A wail escaped her. “The egg in the flesh,” she gasped. A sensation of chill swept over her, followed by intense heat. The unseen mate of her darkest dreams! Flesh of her flesh that the oracle could not reveal—would it come to that?
“Have you risked a dangerous dose of the spice?” he asked. Something within him fought to express the utmost terror at the thought that an Atreides woman might die, that Paul might face him with the knowledge that a female of the royal family had . . . gone.
“You don’t know what it’s like to hunt the future,” she said. “Sometimes I glimpse myself . . . but I get in my own way. I cannot see through myself.” She lowered her head, shook it from side to side.
“How much of the spice did you take?” he asked.
“Nature abhors prescience,” she said, raising her head. “Did you know that, Duncan?”
He spoke softly, reasonably, as to a small child: “Tell me how much of the spice you took.” He took hold of her shoulder with his left hand.
“Words are such gross machinery, so primitive and ambiguous,” she said. She pulled away from his hand.
“You must tell me,” he said.
“Look at the Shield Wall,” she commanded, pointing. She sent her gaze along her own outstretched hand, trembled as the landscape crumbled in an overwhelming vision—a sandcastle destroyed by invisible waves. She averted her eyes, was transfixed by the appearance of the ghola’s face. His features crawled, became aged, then young . . . aged . . . young. He was life itself, assertive, endless . . . She turned to flee, but he grabbed her left wrist.
“I am going to summon a doctor,” he said.
“No! You must let me have the vision! I have to know!”
“You are going inside now,” he said.
She stared down at his hand. Where their flesh touched, she felt an electric presence that both lured and frightened her. She jerked free, gasped: “You can’t hold the whirlwind!”
“You must have medical help!” he snapped.
“Don’t you understand?” she demanded. “My vision’s incomplete, just fragments. It flickers and jumps. I have to remember the future. Can’t you see that?”

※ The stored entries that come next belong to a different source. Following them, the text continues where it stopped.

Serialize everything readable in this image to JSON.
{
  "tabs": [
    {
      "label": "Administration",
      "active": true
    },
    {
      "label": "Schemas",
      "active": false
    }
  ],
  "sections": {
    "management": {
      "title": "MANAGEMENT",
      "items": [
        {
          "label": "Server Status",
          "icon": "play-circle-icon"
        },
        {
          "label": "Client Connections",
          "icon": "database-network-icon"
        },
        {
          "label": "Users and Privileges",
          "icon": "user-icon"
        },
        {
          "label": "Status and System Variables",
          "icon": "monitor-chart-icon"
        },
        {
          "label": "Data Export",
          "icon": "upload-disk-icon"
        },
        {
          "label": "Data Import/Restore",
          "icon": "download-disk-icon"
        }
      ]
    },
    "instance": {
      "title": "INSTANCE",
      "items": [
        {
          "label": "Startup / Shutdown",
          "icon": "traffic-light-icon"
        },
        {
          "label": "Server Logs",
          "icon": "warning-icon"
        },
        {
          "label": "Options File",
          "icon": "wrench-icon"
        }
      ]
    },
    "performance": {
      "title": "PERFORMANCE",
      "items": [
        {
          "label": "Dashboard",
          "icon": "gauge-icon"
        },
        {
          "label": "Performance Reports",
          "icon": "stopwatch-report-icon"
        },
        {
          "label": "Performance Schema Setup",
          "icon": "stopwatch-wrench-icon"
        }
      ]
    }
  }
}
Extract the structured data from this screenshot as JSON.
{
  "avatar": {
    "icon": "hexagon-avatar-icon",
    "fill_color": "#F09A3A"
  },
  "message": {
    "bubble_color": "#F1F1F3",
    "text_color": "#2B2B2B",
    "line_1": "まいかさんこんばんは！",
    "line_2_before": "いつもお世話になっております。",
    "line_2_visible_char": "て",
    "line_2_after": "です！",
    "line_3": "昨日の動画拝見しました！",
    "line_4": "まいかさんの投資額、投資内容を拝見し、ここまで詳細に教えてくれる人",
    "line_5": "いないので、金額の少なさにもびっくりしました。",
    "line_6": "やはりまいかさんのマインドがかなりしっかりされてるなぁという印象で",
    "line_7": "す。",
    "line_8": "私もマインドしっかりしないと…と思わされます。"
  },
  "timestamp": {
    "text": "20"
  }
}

“What is the future if you die?” he asked, forcing her gently into the Family chambers.
“Words . . . words,” she muttered. “I can’t explain it. One thing is the occasion of another thing, but there’s no cause . . . no effect. We can’t leave the universe as it was. Try as we may, there’s a gap.”
“Stretch out here,” he commanded.
Cool shadows enveloped her. She felt her own muscles crawling like worms—a firm bed that she knew to be insubstantial. Only space was permanent. Nothing else had substance. The bed flowed with many bodies, all of them her own. Time became a multiple sensation, overloaded. It presented no single reaction for her to abstract. It was Time. It moved. The whole universe slipped backward, forward, sideways.

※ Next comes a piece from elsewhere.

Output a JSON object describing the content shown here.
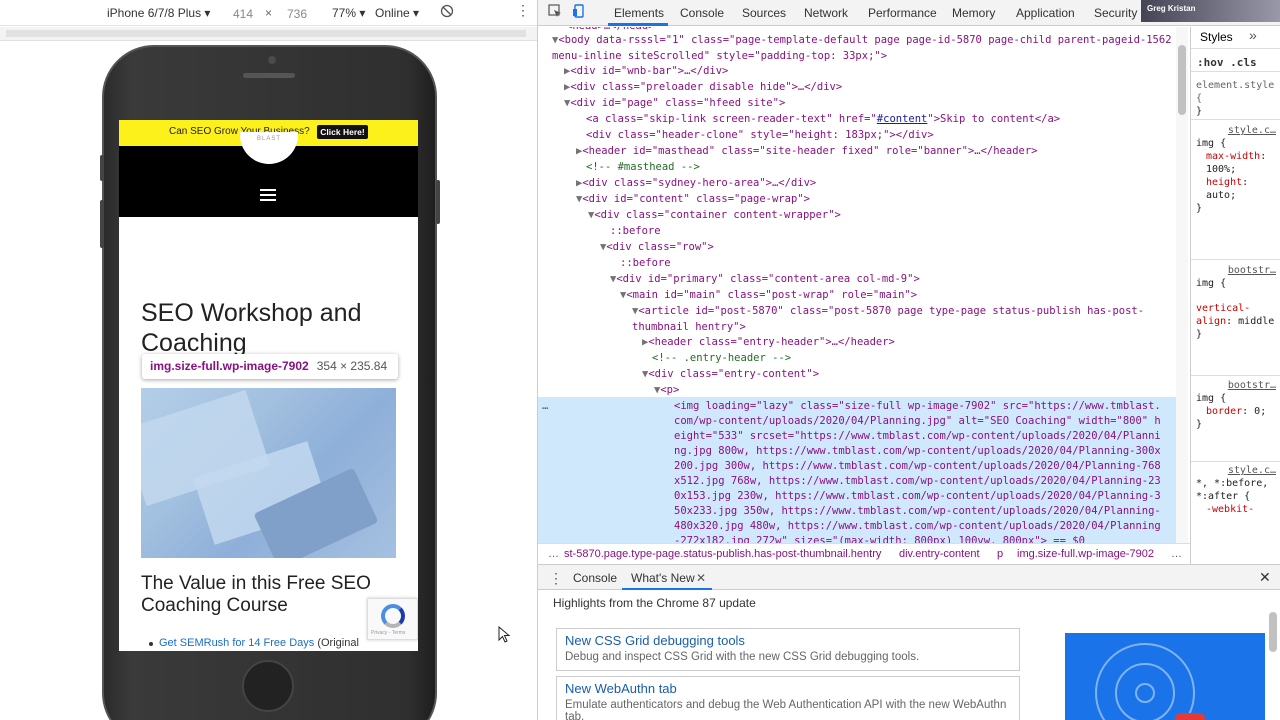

“It has no thing-aspect,” she explained. “You can’t get under it or around it. There’s no place to get leverage.”
There came a fluttering of people all around her. Many someones held her left hand. She looked at her own moving flesh, followed a twining arm out to a fluid mask of face: Duncan Idaho! His eyes were . . . wrong, but it was Duncan—child-man-adolescent-child-man-adolescent . . . Every line of his features betrayed concern for her.
“Duncan, don’t be afraid,” she whispered.
He squeezed her hand, nodded. “Be still,” he said.